Pero Corwin se quedó rezagado, con el más puro semblante de horror estampado en el rostro.
—¡Esto ha sido culpa nuestra! Los orcos nos han seguido. Hemos sido nosotros los que los hemos atraído hasta aquí.
—Esto es una aldea, y esos orcos pretenden saquearla —discutió Algorind—.
¡Vamos!
Pero Corwin lo cogió del brazo.
—¿Acaso no lo ves? Nosotros matamos a sus retoños cuando en verdad no había ninguna necesidad de hacerlo. Esto es venganza, y esta pobre gente está pagando las consecuencias.

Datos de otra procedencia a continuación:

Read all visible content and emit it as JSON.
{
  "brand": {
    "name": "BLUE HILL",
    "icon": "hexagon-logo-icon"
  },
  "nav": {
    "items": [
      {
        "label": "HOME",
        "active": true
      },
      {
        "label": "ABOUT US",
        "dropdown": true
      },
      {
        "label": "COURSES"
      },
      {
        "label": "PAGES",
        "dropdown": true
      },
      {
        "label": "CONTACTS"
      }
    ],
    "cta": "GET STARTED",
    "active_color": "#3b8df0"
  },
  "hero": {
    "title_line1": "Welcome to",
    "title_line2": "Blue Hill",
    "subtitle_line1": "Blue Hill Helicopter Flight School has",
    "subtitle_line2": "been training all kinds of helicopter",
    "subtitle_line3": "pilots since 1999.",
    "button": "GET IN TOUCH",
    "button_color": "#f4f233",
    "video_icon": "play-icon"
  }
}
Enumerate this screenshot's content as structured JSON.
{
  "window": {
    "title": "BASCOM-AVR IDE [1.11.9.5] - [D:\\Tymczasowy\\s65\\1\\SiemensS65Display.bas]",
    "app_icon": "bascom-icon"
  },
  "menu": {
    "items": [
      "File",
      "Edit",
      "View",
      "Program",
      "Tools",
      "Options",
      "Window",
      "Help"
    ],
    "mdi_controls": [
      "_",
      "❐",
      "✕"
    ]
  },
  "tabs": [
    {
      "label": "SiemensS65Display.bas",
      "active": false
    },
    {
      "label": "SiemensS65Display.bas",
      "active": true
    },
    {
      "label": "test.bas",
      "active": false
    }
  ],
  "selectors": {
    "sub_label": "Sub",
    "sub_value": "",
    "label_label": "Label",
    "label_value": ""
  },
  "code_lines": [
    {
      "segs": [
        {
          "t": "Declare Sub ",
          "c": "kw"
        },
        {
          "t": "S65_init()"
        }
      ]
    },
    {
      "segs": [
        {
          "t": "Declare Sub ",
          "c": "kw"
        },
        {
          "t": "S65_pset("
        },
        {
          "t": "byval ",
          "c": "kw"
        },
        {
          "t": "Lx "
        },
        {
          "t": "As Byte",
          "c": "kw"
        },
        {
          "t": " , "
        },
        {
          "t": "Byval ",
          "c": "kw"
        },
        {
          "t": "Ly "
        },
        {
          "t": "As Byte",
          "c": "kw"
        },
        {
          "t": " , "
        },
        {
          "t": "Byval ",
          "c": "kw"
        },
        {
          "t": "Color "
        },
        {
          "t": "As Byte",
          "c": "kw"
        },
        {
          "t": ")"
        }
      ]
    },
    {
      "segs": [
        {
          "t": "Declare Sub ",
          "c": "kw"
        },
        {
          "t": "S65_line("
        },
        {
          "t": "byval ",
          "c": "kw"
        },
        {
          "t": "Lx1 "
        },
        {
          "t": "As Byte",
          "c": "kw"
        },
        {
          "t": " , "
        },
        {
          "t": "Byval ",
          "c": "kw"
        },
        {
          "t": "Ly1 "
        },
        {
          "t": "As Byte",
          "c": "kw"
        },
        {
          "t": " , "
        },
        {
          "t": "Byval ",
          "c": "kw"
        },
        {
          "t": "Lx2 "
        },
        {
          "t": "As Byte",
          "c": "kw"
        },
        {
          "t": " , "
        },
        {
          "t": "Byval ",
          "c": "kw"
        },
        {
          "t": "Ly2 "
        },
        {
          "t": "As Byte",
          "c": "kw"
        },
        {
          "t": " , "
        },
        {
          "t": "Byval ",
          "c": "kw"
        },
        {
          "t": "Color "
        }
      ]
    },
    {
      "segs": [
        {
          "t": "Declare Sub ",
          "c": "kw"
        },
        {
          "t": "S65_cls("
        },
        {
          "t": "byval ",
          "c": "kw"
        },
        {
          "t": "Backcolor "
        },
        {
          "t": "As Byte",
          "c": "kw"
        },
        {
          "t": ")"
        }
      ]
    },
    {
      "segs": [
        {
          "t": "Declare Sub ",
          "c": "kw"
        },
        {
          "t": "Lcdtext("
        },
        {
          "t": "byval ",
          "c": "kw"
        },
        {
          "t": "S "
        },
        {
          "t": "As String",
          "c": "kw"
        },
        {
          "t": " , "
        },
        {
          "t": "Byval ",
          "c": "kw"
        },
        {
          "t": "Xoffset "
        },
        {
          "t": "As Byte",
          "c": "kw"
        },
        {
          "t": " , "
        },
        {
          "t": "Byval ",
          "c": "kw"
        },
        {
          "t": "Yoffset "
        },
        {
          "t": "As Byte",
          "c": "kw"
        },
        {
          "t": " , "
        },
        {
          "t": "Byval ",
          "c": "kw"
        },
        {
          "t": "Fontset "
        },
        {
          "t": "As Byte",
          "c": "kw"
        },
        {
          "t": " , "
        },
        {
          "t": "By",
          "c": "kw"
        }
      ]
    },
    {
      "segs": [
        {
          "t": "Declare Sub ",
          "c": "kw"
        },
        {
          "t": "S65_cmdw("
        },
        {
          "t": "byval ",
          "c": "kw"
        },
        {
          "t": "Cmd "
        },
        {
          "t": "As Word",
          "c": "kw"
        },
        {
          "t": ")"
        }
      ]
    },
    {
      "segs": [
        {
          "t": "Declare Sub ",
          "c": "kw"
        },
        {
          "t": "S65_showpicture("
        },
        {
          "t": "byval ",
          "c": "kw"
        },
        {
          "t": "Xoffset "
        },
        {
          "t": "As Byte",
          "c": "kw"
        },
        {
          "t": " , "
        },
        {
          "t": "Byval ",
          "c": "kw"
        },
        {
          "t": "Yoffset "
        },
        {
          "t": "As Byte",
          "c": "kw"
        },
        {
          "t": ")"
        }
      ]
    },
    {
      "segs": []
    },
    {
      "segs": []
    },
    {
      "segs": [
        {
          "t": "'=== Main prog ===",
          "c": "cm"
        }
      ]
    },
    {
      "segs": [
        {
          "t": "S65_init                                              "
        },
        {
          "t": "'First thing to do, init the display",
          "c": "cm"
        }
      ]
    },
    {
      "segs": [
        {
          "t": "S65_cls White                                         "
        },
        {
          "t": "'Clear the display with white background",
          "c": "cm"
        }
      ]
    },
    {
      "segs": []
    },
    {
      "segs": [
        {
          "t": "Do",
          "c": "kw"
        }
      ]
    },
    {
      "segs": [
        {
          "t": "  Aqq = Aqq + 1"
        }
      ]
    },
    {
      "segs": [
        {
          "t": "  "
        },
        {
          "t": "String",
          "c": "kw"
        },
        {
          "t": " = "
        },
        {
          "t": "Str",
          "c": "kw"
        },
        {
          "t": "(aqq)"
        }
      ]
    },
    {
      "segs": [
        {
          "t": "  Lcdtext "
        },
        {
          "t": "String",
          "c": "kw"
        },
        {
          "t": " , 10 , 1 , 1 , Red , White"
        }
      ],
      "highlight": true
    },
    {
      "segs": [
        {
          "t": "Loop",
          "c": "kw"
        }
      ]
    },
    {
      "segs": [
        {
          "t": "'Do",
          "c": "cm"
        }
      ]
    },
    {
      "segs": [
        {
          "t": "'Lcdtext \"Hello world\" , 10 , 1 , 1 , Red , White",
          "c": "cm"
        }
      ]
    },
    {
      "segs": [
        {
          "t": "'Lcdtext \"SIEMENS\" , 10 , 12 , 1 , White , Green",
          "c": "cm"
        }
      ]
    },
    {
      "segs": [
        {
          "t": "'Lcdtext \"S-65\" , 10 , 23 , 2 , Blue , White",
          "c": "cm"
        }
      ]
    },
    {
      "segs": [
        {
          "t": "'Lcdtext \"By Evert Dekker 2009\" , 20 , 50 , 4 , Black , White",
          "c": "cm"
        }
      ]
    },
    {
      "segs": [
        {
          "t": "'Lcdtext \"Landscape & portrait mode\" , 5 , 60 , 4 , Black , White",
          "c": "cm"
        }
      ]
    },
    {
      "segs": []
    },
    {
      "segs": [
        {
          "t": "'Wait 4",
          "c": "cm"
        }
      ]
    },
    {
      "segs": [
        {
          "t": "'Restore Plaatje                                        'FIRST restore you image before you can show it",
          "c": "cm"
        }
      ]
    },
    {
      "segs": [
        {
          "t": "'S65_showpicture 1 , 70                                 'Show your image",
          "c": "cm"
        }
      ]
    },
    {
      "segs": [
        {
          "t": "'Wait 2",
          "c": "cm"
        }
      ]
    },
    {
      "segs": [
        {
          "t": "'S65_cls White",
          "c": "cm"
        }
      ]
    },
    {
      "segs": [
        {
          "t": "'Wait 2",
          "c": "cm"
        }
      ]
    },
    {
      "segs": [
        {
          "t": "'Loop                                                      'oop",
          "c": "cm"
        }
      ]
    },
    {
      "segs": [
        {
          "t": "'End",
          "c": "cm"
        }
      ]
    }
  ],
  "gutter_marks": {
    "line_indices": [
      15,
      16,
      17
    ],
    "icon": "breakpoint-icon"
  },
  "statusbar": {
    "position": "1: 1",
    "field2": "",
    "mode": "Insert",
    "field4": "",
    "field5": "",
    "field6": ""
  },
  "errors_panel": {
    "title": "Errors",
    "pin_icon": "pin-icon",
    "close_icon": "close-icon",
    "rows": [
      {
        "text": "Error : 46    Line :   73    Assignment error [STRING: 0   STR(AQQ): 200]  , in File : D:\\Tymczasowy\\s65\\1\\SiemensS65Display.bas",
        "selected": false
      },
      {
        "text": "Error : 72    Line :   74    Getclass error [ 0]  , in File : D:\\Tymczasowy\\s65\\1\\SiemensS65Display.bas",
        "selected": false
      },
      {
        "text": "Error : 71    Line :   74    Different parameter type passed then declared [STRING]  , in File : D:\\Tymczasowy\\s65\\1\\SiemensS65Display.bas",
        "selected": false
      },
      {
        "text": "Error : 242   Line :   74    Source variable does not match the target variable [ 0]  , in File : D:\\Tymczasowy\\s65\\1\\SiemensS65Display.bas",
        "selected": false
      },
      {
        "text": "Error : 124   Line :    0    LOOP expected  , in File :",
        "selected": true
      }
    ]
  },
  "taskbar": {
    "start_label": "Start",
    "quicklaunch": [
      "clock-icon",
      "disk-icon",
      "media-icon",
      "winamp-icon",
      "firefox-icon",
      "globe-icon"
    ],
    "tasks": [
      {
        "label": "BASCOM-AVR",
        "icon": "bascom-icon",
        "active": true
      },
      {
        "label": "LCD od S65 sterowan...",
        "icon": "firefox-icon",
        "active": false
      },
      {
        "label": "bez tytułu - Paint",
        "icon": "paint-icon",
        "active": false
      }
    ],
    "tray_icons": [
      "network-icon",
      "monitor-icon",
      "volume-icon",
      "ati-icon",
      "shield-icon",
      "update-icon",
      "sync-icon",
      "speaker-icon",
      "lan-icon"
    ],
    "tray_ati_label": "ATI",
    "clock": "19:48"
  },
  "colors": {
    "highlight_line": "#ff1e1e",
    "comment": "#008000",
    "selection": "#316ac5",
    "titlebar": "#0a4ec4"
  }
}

—Si eso es cierto, será Tyr quien imparta justicia —repuso Algorind—. Quédate o ven conmigo, como desees. No hay tiempo que perder con discusiones.
Espoleó a
Viento Helado
hacia la aldea y se agazapó por detrás del cuello del animal mientras cabalgaba al galope hacia la batalla. A sus espaldas, oyó el retumbo de unos cascos de caballo y se alegró de que Corwin se hubiese dejado convencer por su deber.
Varios de los orcos estaban escapando, pero los paladines les cerraron el paso, tanto para derribarlos cuando podían o para obligarlos a regresar al poblado, donde los esperaban las espadas de los valerosos ciudadanos.
Aquello era obra de Tyr, y Algorind lo servía con total fortaleza y convicción, pero mientras luchaba no dejaba de mirar entre la multitud enardecida en busca de una mujer menuda, de cabellos castaños, y la niña de quien se había apropiado de forma injusta.
En el piso superior del caserío, Bronwyn esperaba junto a la puerta, sosteniendo una silla de madera por encima de la cabeza, mientras contaba los pasos de unos pies pesados que retumbaban por la escalera.
—¿Tienes tu gema a punto? —preguntó a Cara.
La muchacha asintió, pero si pronunció alguna palabra quedó ahogada por el estrépito de algo que se nacía añicos. La puerta se abombó y se quebró, pero se mantuvo en pie. Sin embargo, cedió por completo al segundo asalto y un orco de gran tamaño y piel cenicienta entró tambaleante en la habitación.